The Gift and the Curse

The Mars Volta leave the drive-in behind.

CEDRIC BIXLER AND Omar Rodriguez don’t speak the same language as their contemporaries. On record, Rodriguez, svelte enough to pass for Charlie’s fourth angel, communicates in the sultry Latin phrasings of Santanaaccelerated, distorted, and obliterated like a shopworn cassette in a surly VCR. Bixler’s howl imagines childhood friend Julio Venegas’ internal struggles through a coma, recovery, and his ultimate suicidein unbreakable code phrases like “Transient jet lag/Ecto-mimed bison/This is the haunt of roulette dares.”

These two founding members of the Mars Volta and former leaders of crossover post-punk marauders At the Drive-In clearly do not know what it is to “do it all for the nookie.” Yet, those who do it for the nookie are pretty sure they speak Bixler and Rodriguez’s language, at least the part that manifests in guitar-swinging, arm-flailing, hip-shaking salsa fever onstage. These are the type of people, these bloodthirsty mosh-rock zombies from the Drive-In era, that Bixler and Rodriguez would like to avoid this time around.

“When [ATDI] played [Australian festival] Big Day Out, whatever person was grouping all the bands together put us next to Mudvayne,” Bixler sighs. “So you can imagine all the idiots that just kinda swooped over to stage left, where we were. It didn’t help that Mudvayne was like, ‘Are you guys ready to see fuckin’ At the Drive-In?!‘ We went on, we asked people to be niceof course, I was being naive and thinking we could take on the world and change things. We walked off after three songs, and everyone hated us for it, but I felt like we were doing something right. Now I look back at it as, we should’ve just shut up and played. Not everyone can be Fugazi, you know?

“People do that nowadays, too, to [the Mars Volta], but then once some other part of the song comes up that they don’t know how to dance to, they kind of get off someone’s shoulders and listen. I guess the twists and turns we take force people to be a little sedate in their approach on how they want to dance to us.”

“Twists and turns”? Talk about reductionism.
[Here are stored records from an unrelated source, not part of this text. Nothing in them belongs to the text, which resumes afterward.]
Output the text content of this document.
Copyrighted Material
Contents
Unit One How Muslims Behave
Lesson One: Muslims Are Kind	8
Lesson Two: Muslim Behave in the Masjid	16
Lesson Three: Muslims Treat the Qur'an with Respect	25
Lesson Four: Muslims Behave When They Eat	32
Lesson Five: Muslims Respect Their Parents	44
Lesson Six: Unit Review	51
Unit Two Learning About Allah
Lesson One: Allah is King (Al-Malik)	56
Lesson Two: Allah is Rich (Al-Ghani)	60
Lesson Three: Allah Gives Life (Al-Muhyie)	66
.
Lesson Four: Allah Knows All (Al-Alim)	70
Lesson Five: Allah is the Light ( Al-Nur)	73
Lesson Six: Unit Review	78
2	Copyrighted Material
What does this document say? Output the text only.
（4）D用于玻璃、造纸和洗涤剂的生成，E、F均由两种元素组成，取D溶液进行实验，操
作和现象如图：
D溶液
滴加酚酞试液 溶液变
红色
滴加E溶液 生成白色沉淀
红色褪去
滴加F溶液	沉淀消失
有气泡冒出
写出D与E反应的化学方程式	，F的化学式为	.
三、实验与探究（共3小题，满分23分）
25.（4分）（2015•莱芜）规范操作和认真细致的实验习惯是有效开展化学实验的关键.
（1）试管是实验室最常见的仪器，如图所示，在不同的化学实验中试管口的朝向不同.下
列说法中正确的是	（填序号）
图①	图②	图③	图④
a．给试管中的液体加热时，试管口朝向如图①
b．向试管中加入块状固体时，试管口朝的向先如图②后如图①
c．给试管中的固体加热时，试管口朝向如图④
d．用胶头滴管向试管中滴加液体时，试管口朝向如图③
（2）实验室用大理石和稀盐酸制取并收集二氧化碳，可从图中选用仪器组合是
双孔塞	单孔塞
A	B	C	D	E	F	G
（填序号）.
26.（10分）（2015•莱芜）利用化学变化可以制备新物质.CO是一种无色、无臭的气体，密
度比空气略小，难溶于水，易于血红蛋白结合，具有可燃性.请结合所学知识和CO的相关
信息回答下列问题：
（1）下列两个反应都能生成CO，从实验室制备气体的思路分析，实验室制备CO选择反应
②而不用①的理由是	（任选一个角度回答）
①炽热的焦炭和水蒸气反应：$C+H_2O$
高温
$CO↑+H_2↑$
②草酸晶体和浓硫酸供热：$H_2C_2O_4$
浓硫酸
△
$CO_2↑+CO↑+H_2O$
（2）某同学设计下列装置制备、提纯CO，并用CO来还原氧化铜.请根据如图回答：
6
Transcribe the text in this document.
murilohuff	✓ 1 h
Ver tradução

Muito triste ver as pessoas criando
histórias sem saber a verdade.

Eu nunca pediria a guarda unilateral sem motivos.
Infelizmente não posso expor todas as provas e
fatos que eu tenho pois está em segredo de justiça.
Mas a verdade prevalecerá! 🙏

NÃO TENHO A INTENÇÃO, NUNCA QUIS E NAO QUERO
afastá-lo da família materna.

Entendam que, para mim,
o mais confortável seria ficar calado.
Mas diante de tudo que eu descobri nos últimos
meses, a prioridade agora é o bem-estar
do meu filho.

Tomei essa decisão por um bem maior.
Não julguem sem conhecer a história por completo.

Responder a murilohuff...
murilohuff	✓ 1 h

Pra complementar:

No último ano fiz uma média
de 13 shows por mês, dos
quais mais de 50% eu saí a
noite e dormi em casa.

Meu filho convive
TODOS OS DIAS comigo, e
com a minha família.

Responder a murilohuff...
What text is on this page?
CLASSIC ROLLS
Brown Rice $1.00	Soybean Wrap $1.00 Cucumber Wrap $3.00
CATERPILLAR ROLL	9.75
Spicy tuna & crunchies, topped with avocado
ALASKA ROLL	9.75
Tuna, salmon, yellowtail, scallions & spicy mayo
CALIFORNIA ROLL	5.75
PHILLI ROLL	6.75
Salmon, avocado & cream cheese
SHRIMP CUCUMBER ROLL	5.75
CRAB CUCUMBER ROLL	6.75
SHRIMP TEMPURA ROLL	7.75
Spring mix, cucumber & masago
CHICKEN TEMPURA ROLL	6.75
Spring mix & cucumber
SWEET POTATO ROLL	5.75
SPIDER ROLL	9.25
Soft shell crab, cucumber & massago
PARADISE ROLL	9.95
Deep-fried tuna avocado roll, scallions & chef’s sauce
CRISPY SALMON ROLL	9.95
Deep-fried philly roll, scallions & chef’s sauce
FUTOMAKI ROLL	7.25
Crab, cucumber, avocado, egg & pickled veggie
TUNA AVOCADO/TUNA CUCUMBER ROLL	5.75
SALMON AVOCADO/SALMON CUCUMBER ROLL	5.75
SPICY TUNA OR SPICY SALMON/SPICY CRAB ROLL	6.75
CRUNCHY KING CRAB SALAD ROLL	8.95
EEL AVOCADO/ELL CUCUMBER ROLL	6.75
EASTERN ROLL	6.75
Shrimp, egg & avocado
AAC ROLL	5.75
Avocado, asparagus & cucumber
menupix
This will and should sound insane, but their debut full-length, De-Loused in the Comatorium (Universal), sounds precisely how a concept album fictionalizing a man’s coma hallucinations should: A contortionist’s paradise in which Rodriguez’s fiery, unpredictable riffs are tethered by Flea’s surprisingly blunt bass lines. (“I mean, Flea used to play in Fear,” Bixler points out.) It is informed not only by the loss of Venegas, but by sound manipulator Jeremy Ward, who passed away in May. So the Mars Volta find themselves immediately cast in a pall of death, mysticism, and, even better, Universal’s bottom line.

“We didn’t want to [release a single], but that’s the way businesses are run,” Bixler grouses. “It’s not in our best interest to make just one video for a songit’s kind of like giving someone just one scene of a movie. Our A&R, being the way he is, sprung it on us. The whole radio thing was never an issue, and now it is. But, you know, [Universal] poured so much money into itand we’ve spent so much of their moneyI don’t blame them for trying to make it back a little.”

Surely, the suits’ vision of dollar signs is fallout from the Sparta sweepstakes. After ATDI split, the band’s three “non-Afros” formed the far more conventional, hard-rocking Sparta, whose buzz has since faded. Volta’s appeal is more multifaceted to execs, critics, and fans alike: The singer and lead guitarist of an already wildly influential young band reconvene to dive headlong into an ambitious epic. Bixler, unsurprisingly, laughs off the “influential” tag.

“[Sparta’s] not my cup of tea,” he shrugs. “Their music is an obvious reason why we make our music. I have no disrespect for it. We’re really kind of over that stylescreaming and a lot of stuff like that. For as much as [ATDI] claimed we wanted to branch out, we never really could, and we just kind of kept mimicking the same full-length over and over again. Relationship of Command is the same as In/Casino/Out; it’s just better production, you know? We got credit for music that people like Drive Like Jehu or Fugazi created. Because we signed on the dotted line and had our picture in magazines like NME, people think you’re the ones that started it.”

The frontman clearly doesn’t give a shit about poking sticks at the label, his fans, or his legacy. This project is about one man: Venegas.

“He is why we are the people that we are today, so this is our way of giving him a gift back,” Bixler asserts. “I don’t think anyone can judge how the album is except for him.”